Saturday, January 22, 2011

Shaolin: philosophy that packs a punch

As I was watching Shaolin, I couldn't help thinking of the villagers constantly running back and forth towards one tragedy or another. Their lives are seriously wretched, consuming all the mantou buns the Shaolin temple can provide them from an ever-dwindling rice store, yet not really contributing anything useful in return. Every time the villagers raise a lament (which is quite often) the monks risk life and limb to make them happy again (which isn't for long).

That Shaolin stars Andy Lau, Nicholas Tse and Jackie Chan, but I'm thinking more about the plights of the nameless extras makes this movie quite extraordinary. Lau, Tse and Chan do play very strong and compelling characters, however as this movie is an ensemble piece, they and their supporting cast play very integral roles and no one star pulls attention away from another -- not even Tse with his whimsical pseudo-European military garb and manga-inspired hairdo.

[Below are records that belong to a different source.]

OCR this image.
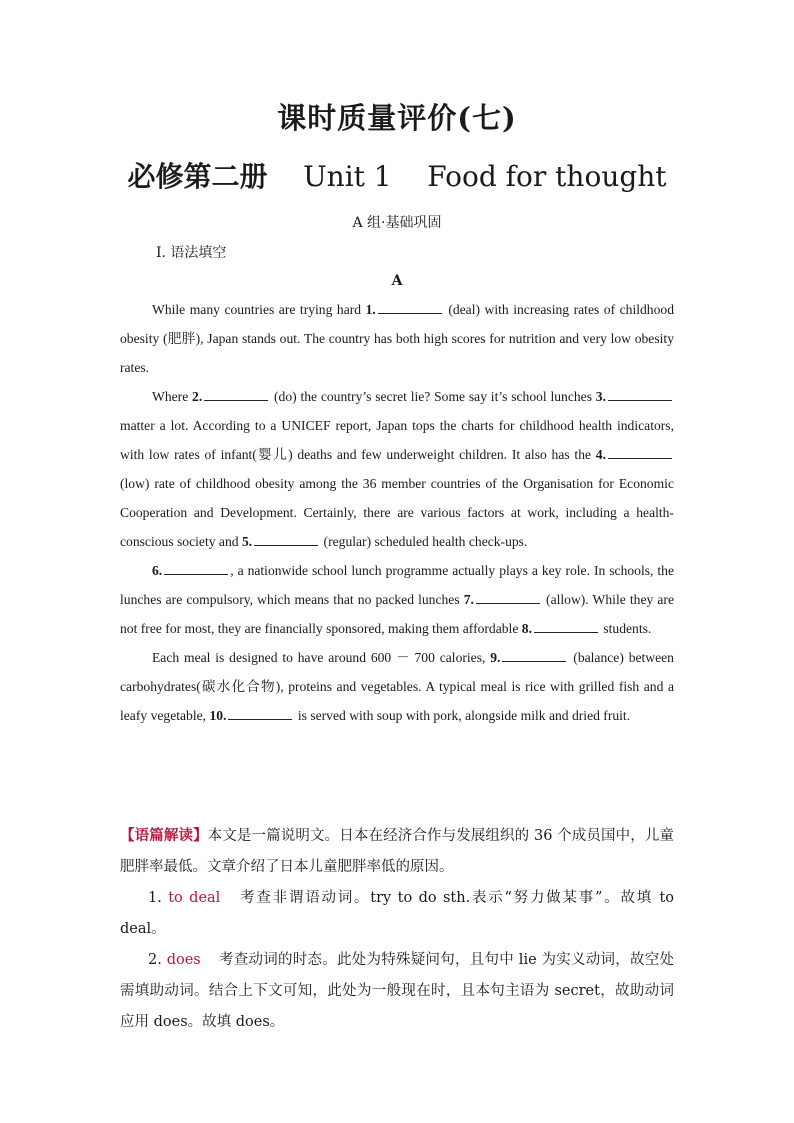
课时质量评价(七)
必修第二册 Unit 1 Food for thought
A 组·基础巩固
Ⅰ. 语法填空
A

While many countries are trying hard 1.	(deal) with increasing rates of childhood obesity (肥胖), Japan stands out. The country has both high scores for nutrition and very low obesity rates.

Where 2.	(do) the country’s secret lie? Some say it’s school lunches 3. matter a lot. According to a UNICEF report, Japan tops the charts for childhood health indicators, with low rates of infant(婴儿) deaths and few underweight children. It also has the 4. (low) rate of childhood obesity among the 36 member countries of the Organisation for Economic Cooperation and Development. Certainly, there are various factors at work, including a health-conscious society and 5.	(regular) scheduled health check-ups.

6.	, a nationwide school lunch programme actually plays a key role. In schools, the lunches are compulsory, which means that no packed lunches 7.	(allow). While they are not free for most, they are financially sponsored, making them affordable 8.	students.

Each meal is designed to have around 600 － 700 calories, 9.	(balance) between carbohydrates(碳水化合物), proteins and vegetables. A typical meal is rice with grilled fish and a leafy vegetable, 10.	is served with soup with pork, alongside milk and dried fruit.

【语篇解读】本文是一篇说明文。日本在经济合作与发展组织的 36 个成员国中，儿童肥胖率最低。文章介绍了日本儿童肥胖率低的原因。

1. to deal 考查非谓语动词。try to do sth.表示“努力做某事”。故填 to deal。

2. does 考查动词的时态。此处为特殊疑问句，且句中 lie 为实义动词，故空处需填助动词。结合上下文可知，此处为一般现在时，且本句主语为 secret，故助动词应用 does。故填 does。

If not for the villagers, there would be no point to the wars fought over them, no opportunity for the monks to display compassion and heroism towards their fellow human beings. The Generals fight each other for the power to exploit the seemingly inexhaustible human resource before them, the monks are bound to protect the flock and feed its insatiable hunger gathered outside its gates.

Lau's character, General Huo, experiences both sides. His reversal of fortunes brings him down from a warlord with everything to an outcast with a price on his head. But this reduction to zero is also the beginning of his redemption as a person when he learns to stop thinking of himself and instead start placing others's needs before his own -- even if they are the unending needs of the hopeless, hapless and practically useless villagers.

There is also wisdom in discerning what can be helped and what can not. Times may call for first aid, others for last rites, and sometimes no action at all can help a situation. Fortunately for the cinema audience there are lots of opportunities where kung fu fighting is the order of the day for the monks to show off their close-up hand-to-hand skills against gun wielding enemies.

But kicks, punches and chops cannot save the day. Though destruction and sacrifice are inevitable and constant, they are also a necessary starting point for reconstruction and transformation. The other constant is the people and their continued suffering but, as Huo learns, compassion and charity are the key to transcending the common mass, thus finding peace.

So much philosophy resonating ideas from Eastern religion, Socratic thought and the Sith-Jedi conflict neatly packaged in great cinematography; each shot lovingly, occasionally indulgently crafted, rich with an emotionally powerful aesthetic. My first movie viewing of 2011 was quite a mind-blowing experience. Hope it's a sign of more movie greatness to come.